I find myself giving the same advice over and over on cheating boyfriend questions. In an effort to quit repeating myself I am going to give some general advice below. After this point I will not answer future questions if I feel the advice below applies.

The foundation of all gambling advice on this site is that when faced with a decision, go with the option that results in the highest expected value. The same advice applies in looking for a boyfriend, girlfriend, husband, or wife. Seek out somebody with the highest expected value you can reasonably hope for. How should you measure the expected value of a human being? To paraphrase Martin Luther King Jr., I think you should look first at the content of his/her character.

I’m often asked about forgiving somebody who was caught cheating. In general I recommend not to. This is an obvious sign that you are dealing with somebody of low moral character. Maybe, if you have otherwise years of happiness and it seems a one-time incident, then forgiveness is optional. But don’t do it twice.

When in doubt about cheating don’t make any accusations without evidence. Questioning about every possible window of opportunity is not likely to result in a confession, and you will only make you look like a distrustful nag if you’re wrong. So when in doubt keep your mouth shut and your eyes and ears open.

My general advice for all "should I stay or should I go" or "which one should I pick" questions is to do what your BRAIN is telling you to do. That will often be the harder decision to make in the short-run but in the long-run you will waste less time in bad relationships and expose yourself to higher quality candidates.

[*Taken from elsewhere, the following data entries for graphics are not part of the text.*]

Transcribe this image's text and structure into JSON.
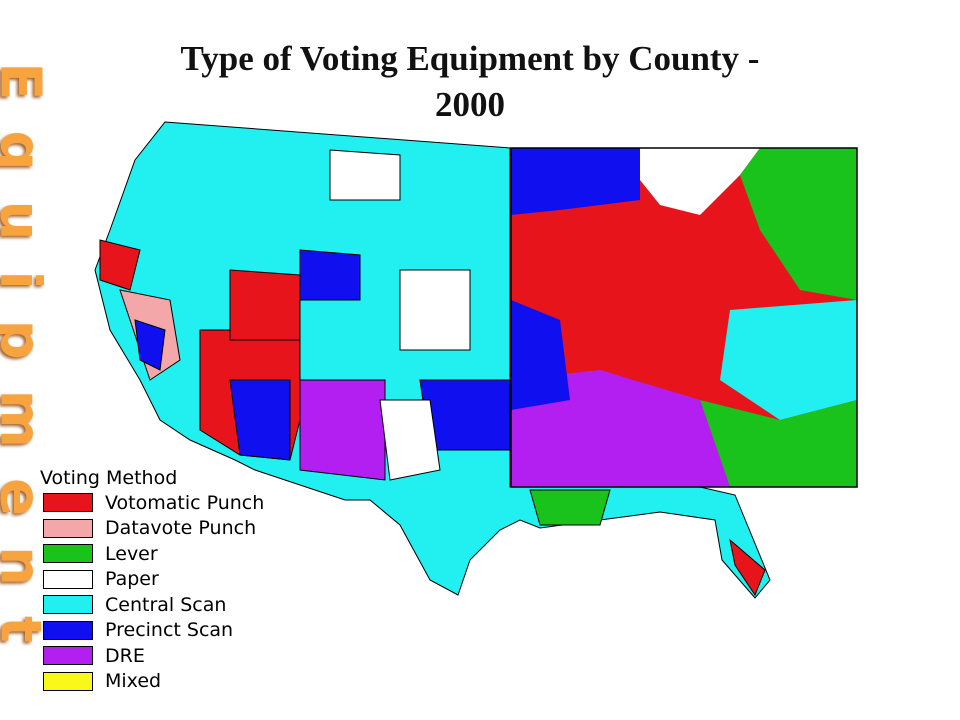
{
  "slide": {
    "title": "Type of Voting Equipment by County - 2000",
    "side_text": "Equipment",
    "legend": {
      "title": "Voting Method",
      "items": [
        {
          "name": "Votomatic Punch",
          "color": "#e8141c"
        },
        {
          "name": "Datavote Punch",
          "color": "#f4a7a9"
        },
        {
          "name": "Lever",
          "color": "#19c31c"
        },
        {
          "name": "Paper",
          "color": "#ffffff"
        },
        {
          "name": "Central Scan",
          "color": "#22f0f0"
        },
        {
          "name": "Precinct Scan",
          "color": "#0f0ff0"
        },
        {
          "name": "DRE",
          "color": "#b31ff0"
        },
        {
          "name": "Mixed",
          "color": "#f8f81a"
        }
      ]
    }
  }
}
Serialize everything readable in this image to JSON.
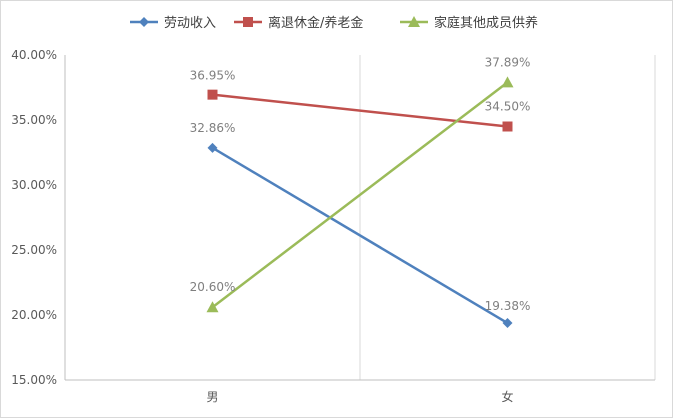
{
  "chart_data": {
    "type": "line",
    "categories": [
      "男",
      "女"
    ],
    "series": [
      {
        "name": "劳动收入",
        "values": [
          32.86,
          19.38
        ],
        "labels": [
          "32.86%",
          "19.38%"
        ],
        "color": "#4f81bd",
        "marker": "diamond"
      },
      {
        "name": "离退休金/养老金",
        "values": [
          36.95,
          34.5
        ],
        "labels": [
          "36.95%",
          "34.50%"
        ],
        "color": "#c0504d",
        "marker": "square"
      },
      {
        "name": "家庭其他成员供养",
        "values": [
          20.6,
          37.89
        ],
        "labels": [
          "20.60%",
          "37.89%"
        ],
        "color": "#9bbb59",
        "marker": "triangle"
      }
    ],
    "ylim": [
      15,
      40
    ],
    "yticks": [
      "15.00%",
      "20.00%",
      "25.00%",
      "30.00%",
      "35.00%",
      "40.00%"
    ],
    "legend_position": "top",
    "grid": "vertical category separators"
  }
}
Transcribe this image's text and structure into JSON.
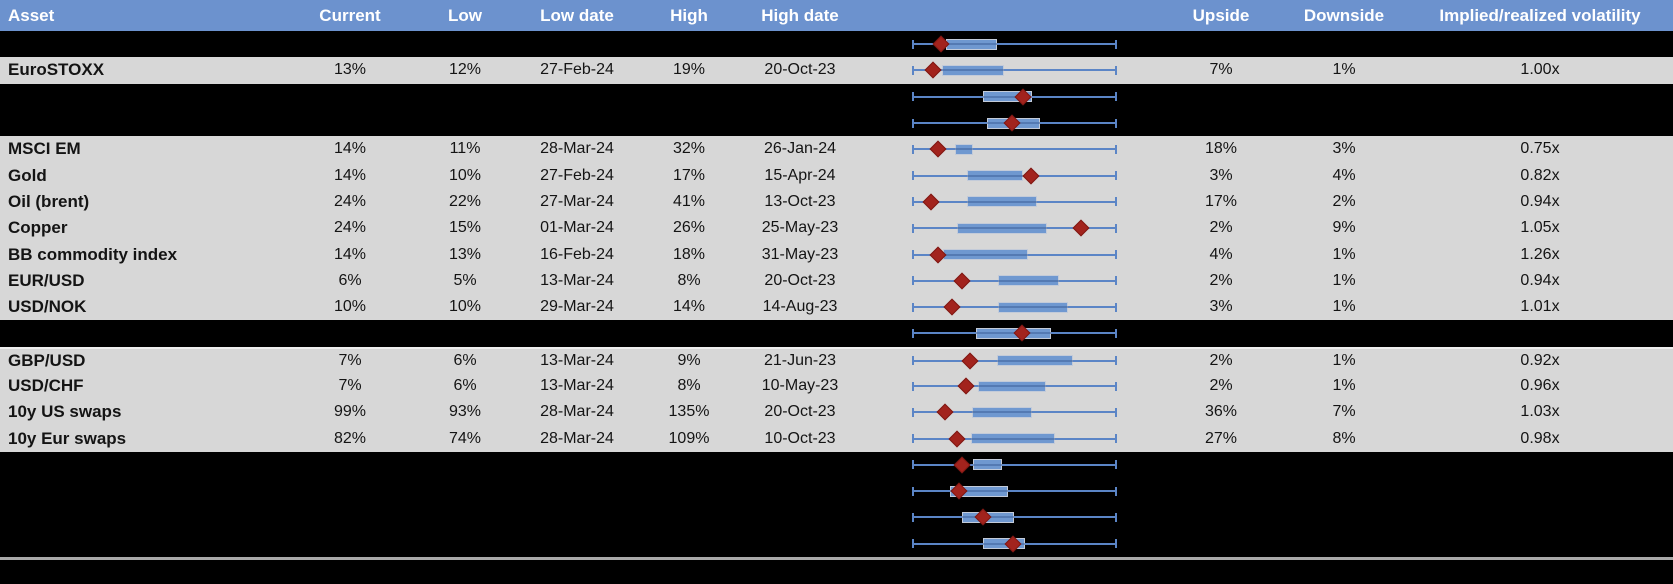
{
  "header": {
    "columns": [
      "Asset",
      "Current",
      "Low",
      "Low date",
      "High",
      "High date",
      "",
      "Upside",
      "Downside",
      "Implied/realized volatility"
    ]
  },
  "colors": {
    "header_blue": "#6C92CE",
    "row_gray": "#D7D7D7",
    "band_black": "#000000",
    "box_blue": "#6F98D0",
    "whisker_blue": "#5B85C6",
    "marker_red": "#A2231D"
  },
  "rows": [
    {
      "type": "hidden",
      "plot": {
        "low": 0,
        "box_start": 16.4,
        "box_end": 41.3,
        "marker": 14.1,
        "high": 100
      }
    },
    {
      "type": "data",
      "asset": "EuroSTOXX",
      "current": "13%",
      "low": "12%",
      "low_date": "27-Feb-24",
      "high": "19%",
      "high_date": "20-Oct-23",
      "upside": "7%",
      "downside": "1%",
      "iv_rv": "1.00x",
      "plot": {
        "low": 0,
        "box_start": 14.8,
        "box_end": 45.0,
        "marker": 10.4,
        "high": 100
      }
    },
    {
      "type": "hidden",
      "plot": {
        "low": 0,
        "box_start": 34.5,
        "box_end": 58.4,
        "marker": 54.0,
        "high": 100
      }
    },
    {
      "type": "hidden",
      "plot": {
        "low": 0,
        "box_start": 36.4,
        "box_end": 62.4,
        "marker": 48.6,
        "high": 100
      }
    },
    {
      "type": "data",
      "asset": "MSCI EM",
      "current": "14%",
      "low": "11%",
      "low_date": "28-Mar-24",
      "high": "32%",
      "high_date": "26-Jan-24",
      "upside": "18%",
      "downside": "3%",
      "iv_rv": "0.75x",
      "plot": {
        "low": 0,
        "box_start": 21.0,
        "box_end": 29.6,
        "marker": 12.5,
        "high": 100
      }
    },
    {
      "type": "data",
      "asset": "Gold",
      "current": "14%",
      "low": "10%",
      "low_date": "27-Feb-24",
      "high": "17%",
      "high_date": "15-Apr-24",
      "upside": "3%",
      "downside": "4%",
      "iv_rv": "0.82x",
      "plot": {
        "low": 0,
        "box_start": 26.7,
        "box_end": 54.3,
        "marker": 57.9,
        "high": 100
      }
    },
    {
      "type": "data",
      "asset": "Oil (brent)",
      "current": "24%",
      "low": "22%",
      "low_date": "27-Mar-24",
      "high": "41%",
      "high_date": "13-Oct-23",
      "upside": "17%",
      "downside": "2%",
      "iv_rv": "0.94x",
      "plot": {
        "low": 0,
        "box_start": 27.0,
        "box_end": 61.1,
        "marker": 9.3,
        "high": 100
      }
    },
    {
      "type": "data",
      "asset": "Copper",
      "current": "24%",
      "low": "15%",
      "low_date": "01-Mar-24",
      "high": "26%",
      "high_date": "25-May-23",
      "upside": "2%",
      "downside": "9%",
      "iv_rv": "1.05x",
      "plot": {
        "low": 0,
        "box_start": 22.1,
        "box_end": 65.7,
        "marker": 82.4,
        "high": 100
      }
    },
    {
      "type": "data",
      "asset": "BB commodity index",
      "current": "14%",
      "low": "13%",
      "low_date": "16-Feb-24",
      "high": "18%",
      "high_date": "31-May-23",
      "upside": "4%",
      "downside": "1%",
      "iv_rv": "1.26x",
      "plot": {
        "low": 0,
        "box_start": 15.3,
        "box_end": 56.4,
        "marker": 12.5,
        "high": 100
      }
    },
    {
      "type": "data",
      "asset": "EUR/USD",
      "current": "6%",
      "low": "5%",
      "low_date": "13-Mar-24",
      "high": "8%",
      "high_date": "20-Oct-23",
      "upside": "2%",
      "downside": "1%",
      "iv_rv": "0.94x",
      "plot": {
        "low": 0,
        "box_start": 42.1,
        "box_end": 71.7,
        "marker": 24.5,
        "high": 100
      }
    },
    {
      "type": "data",
      "asset": "USD/NOK",
      "current": "10%",
      "low": "10%",
      "low_date": "29-Mar-24",
      "high": "14%",
      "high_date": "14-Aug-23",
      "upside": "3%",
      "downside": "1%",
      "iv_rv": "1.01x",
      "plot": {
        "low": 0,
        "box_start": 41.8,
        "box_end": 76.2,
        "marker": 19.4,
        "high": 100
      }
    },
    {
      "type": "hidden",
      "plot": {
        "low": 0,
        "box_start": 31.2,
        "box_end": 67.8,
        "marker": 53.5,
        "high": 100
      }
    },
    {
      "type": "data",
      "sep_top": true,
      "asset": "GBP/USD",
      "current": "7%",
      "low": "6%",
      "low_date": "13-Mar-24",
      "high": "9%",
      "high_date": "21-Jun-23",
      "upside": "2%",
      "downside": "1%",
      "iv_rv": "0.92x",
      "plot": {
        "low": 0,
        "box_start": 41.6,
        "box_end": 78.4,
        "marker": 28.3,
        "high": 100
      }
    },
    {
      "type": "data",
      "asset": "USD/CHF",
      "current": "7%",
      "low": "6%",
      "low_date": "13-Mar-24",
      "high": "8%",
      "high_date": "10-May-23",
      "upside": "2%",
      "downside": "1%",
      "iv_rv": "0.96x",
      "plot": {
        "low": 0,
        "box_start": 32.0,
        "box_end": 65.4,
        "marker": 26.2,
        "high": 100
      }
    },
    {
      "type": "data",
      "asset": "10y US swaps",
      "current": "99%",
      "low": "93%",
      "low_date": "28-Mar-24",
      "high": "135%",
      "high_date": "20-Oct-23",
      "upside": "36%",
      "downside": "7%",
      "iv_rv": "1.03x",
      "plot": {
        "low": 0,
        "box_start": 29.1,
        "box_end": 58.7,
        "marker": 16.1,
        "high": 100
      }
    },
    {
      "type": "data",
      "asset": "10y Eur swaps",
      "current": "82%",
      "low": "74%",
      "low_date": "28-Mar-24",
      "high": "109%",
      "high_date": "10-Oct-23",
      "upside": "27%",
      "downside": "8%",
      "iv_rv": "0.98x",
      "plot": {
        "low": 0,
        "box_start": 28.8,
        "box_end": 69.8,
        "marker": 22.1,
        "high": 100
      }
    },
    {
      "type": "hidden",
      "plot": {
        "low": 0,
        "box_start": 29.6,
        "box_end": 43.8,
        "marker": 24.5,
        "high": 100
      }
    },
    {
      "type": "hidden",
      "plot": {
        "low": 0,
        "box_start": 18.5,
        "box_end": 46.7,
        "marker": 23.1,
        "high": 100
      }
    },
    {
      "type": "hidden",
      "plot": {
        "low": 0,
        "box_start": 24.2,
        "box_end": 49.9,
        "marker": 34.5,
        "high": 100
      }
    },
    {
      "type": "hidden",
      "plot": {
        "low": 0,
        "box_start": 34.8,
        "box_end": 55.1,
        "marker": 49.4,
        "high": 100
      }
    }
  ]
}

Another frequent question is on how to break up. My advice is that a break up should be cold and clean. None of this friendship nonsense. If you can still be friends, then why are you breaking up? If there was already a breakup, which you are happy with, but the other party is not letting go, then don’t lead him on or humor him. Tell him to not call, write, or communicate in any way and do not respond if he does anyway.